When Ruby discovers the body of a delivery guy at work, the new life she’s been building hangs in the balance. The last time Cordelia dragged Ruby into a murder investigation, it was almost two ghosts living in the apartment, not one. Determined to protect Ruby, Cordelia tries to shield her from the investigation, but Ruby has other ideas. It will take both of them working together to navigate the fine line between the dead and the living to bring a killer to light.
‘Death At The Door‘ is the second book in the series about two unusual roommates: Ruby Young, a twenty-something woman who has left home for the first time to make a life for herself in Boston and Cordelia Graves, the ghost of the previous tenant in the apartment Ruby has rented and whom only Ruby is aware of.
I described the first book in the series, ‘A New Lease On Death‘ as a:
“…gentle entertainment. It was too low-key to be a thriller, too cosy to be horror and too simple to be a mystery AND YET it was a lot of fun to listen to. What I enjoyed most was watching a friendship grow between the naturally solitary, forty-something.-and-now-deceased, native Bostonian Cordelia and the perky, outgoing barely-twenty, first-time-ilving alone, new-to-the-city Ruby”
The same description applies to ‘Death At The Door‘. There is another murder for Ruby and Cordelia to solve, but the main interest for me was learning more about Cordelia’s life, watching Ruby finally start to be less naive and having Cordelia’s ex-con brother appear on the scene.
The mystery was quite good. I enjoyed the descriptions of the dynamics between the owners and developers in the small software company Ruby works at as a receptionist Office Manager (the job Cordelia used to do at the same company). The pacing of the story was relaxed but didn’t drag.
I like Corderlia and Ruby well enough to want to read the next book in the series. Now that they’ve solved two murders together, I think it’s time for them to look into how Cordelia ended up dead in her bathtub. I’m also keen to see what role Cordelia’s recently-released-fron- prison brother will play.
The only niggle I have is how Ruby and Cordelia communicate. Ruby can’t hear or see Cordelia unless Ruby gets very drunk. In the first book, it was amusing to see Cordelia and Ruby struggling to find a way to communicate. The idea that Ruby can’t read cursive made me smile, and the use of a fridge magnet poetry set was cute and ingenious. In this book, I got a little tired of all that. If Ruby is too lazy to learn cursive, then maybe she could buy a Scrabble set or a Ouija Board or, even better, a set of fridge magnets like THIS ONE. I hope that Olivia Blacke doesn’t persist with this in the third book.
I recommend the audiobook version of ‘Death At The Door‘. Giving Cordelia and Ruby a narrator each brings the chapters told from their points of view alive.

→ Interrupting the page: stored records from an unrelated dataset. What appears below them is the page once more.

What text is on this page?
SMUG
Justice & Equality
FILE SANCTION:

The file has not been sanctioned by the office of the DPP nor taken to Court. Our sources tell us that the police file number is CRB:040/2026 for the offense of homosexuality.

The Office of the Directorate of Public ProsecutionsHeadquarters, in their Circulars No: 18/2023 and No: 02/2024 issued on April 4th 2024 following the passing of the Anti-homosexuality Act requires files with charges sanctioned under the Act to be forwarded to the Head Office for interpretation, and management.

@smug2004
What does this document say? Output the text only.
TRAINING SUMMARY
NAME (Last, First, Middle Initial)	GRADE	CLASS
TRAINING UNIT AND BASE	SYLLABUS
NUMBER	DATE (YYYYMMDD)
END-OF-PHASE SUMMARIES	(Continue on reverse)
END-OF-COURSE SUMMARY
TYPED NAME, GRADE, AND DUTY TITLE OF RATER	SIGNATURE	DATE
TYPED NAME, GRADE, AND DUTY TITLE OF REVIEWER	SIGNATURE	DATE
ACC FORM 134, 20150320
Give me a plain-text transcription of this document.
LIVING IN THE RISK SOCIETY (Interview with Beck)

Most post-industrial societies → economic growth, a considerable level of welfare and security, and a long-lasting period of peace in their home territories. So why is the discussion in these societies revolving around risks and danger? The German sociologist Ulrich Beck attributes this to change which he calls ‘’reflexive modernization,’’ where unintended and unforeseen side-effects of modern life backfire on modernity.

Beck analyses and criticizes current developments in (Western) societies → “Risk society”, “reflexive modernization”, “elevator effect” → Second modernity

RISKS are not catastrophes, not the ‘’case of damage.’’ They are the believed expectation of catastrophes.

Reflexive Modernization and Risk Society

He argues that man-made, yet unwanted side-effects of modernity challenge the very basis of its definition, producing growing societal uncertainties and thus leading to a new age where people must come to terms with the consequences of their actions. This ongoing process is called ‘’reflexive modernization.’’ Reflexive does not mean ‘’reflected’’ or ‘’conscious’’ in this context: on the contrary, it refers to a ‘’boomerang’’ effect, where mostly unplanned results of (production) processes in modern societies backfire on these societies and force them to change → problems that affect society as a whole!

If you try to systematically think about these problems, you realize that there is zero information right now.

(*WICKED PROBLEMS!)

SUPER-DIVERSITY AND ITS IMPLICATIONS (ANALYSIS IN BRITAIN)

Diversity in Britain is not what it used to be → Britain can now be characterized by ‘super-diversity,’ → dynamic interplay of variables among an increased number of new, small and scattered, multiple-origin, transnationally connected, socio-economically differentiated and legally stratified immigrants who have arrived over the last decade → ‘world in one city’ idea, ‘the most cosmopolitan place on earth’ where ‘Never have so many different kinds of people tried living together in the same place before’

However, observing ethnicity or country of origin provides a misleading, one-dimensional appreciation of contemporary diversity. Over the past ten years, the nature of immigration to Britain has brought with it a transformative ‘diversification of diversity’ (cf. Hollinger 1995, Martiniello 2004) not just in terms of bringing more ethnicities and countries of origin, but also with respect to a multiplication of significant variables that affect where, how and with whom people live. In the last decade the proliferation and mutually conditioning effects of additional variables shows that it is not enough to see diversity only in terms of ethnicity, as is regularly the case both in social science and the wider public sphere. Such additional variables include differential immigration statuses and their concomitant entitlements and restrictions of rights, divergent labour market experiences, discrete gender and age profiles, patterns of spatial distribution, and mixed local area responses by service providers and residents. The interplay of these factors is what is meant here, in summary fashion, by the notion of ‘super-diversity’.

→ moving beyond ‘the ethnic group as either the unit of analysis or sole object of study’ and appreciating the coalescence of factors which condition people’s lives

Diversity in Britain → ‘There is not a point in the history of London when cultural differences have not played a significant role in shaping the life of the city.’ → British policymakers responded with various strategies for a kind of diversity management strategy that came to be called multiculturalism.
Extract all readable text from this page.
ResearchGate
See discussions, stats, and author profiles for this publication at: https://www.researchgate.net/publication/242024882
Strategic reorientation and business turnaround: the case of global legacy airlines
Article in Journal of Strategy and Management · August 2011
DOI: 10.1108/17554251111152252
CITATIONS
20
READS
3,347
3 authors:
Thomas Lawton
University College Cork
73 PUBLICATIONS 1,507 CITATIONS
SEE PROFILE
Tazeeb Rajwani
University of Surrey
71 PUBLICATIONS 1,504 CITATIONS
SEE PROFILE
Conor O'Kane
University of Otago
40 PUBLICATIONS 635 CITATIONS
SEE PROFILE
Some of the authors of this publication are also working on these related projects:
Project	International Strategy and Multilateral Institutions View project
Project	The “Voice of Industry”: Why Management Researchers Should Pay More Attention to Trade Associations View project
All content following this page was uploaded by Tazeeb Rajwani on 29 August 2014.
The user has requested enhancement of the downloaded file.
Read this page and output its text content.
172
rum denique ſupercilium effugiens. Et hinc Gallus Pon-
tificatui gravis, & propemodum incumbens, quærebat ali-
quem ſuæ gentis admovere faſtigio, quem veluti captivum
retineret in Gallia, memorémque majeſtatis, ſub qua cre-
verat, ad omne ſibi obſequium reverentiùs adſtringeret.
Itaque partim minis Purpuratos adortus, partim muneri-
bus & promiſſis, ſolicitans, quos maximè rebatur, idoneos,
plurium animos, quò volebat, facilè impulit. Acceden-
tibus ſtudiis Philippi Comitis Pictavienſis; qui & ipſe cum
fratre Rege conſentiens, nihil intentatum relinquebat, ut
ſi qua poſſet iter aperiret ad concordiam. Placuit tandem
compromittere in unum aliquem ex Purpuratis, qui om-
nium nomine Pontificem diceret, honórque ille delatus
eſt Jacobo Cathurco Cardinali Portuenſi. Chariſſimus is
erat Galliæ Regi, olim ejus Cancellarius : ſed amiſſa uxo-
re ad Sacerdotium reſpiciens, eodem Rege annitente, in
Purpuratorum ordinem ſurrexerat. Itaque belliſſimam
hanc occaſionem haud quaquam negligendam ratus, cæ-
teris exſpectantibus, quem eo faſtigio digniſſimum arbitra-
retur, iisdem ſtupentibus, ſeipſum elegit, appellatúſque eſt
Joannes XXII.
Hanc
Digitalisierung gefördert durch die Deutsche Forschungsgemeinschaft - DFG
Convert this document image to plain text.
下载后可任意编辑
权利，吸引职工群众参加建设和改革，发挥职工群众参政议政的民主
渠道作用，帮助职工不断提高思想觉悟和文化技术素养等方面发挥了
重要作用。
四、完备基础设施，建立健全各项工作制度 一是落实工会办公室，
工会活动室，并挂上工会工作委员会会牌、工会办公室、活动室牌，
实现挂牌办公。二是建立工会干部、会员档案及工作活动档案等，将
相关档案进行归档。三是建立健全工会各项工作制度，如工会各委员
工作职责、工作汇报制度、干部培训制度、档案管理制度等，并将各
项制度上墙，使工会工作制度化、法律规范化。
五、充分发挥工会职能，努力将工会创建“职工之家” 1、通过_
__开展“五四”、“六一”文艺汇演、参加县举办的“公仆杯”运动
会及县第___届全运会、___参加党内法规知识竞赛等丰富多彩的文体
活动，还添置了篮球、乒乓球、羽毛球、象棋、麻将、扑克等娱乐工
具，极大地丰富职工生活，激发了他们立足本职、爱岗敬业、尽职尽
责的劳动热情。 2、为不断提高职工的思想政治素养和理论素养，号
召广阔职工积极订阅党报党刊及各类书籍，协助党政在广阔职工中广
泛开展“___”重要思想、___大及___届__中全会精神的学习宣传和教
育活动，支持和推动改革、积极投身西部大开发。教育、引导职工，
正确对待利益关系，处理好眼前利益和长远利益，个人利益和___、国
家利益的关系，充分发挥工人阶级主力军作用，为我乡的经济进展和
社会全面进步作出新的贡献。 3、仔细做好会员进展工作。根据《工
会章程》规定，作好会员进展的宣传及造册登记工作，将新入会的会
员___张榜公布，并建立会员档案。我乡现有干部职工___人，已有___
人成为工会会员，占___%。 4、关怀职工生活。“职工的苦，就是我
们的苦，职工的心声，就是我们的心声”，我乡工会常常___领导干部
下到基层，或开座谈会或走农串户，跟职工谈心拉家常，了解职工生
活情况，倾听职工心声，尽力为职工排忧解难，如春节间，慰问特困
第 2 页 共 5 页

Click on the YouTube link below to hear a sample.

According to her website, Olivia Blacke had her first ghost encounter when she was only five years old, but her first involvement with an active crime scene wasn’t until decades later, when she accidentally stepped into a chalk outline on a Manhattan sidewalk.
Armed with a Criminology and Criminal Justice degree, she finally found a way to channel her quirks into writing darkly humorous supernatural mysteries.
She is also the author of the cozy Record Shop Mysteries and the Brooklyn Murder Mysteries.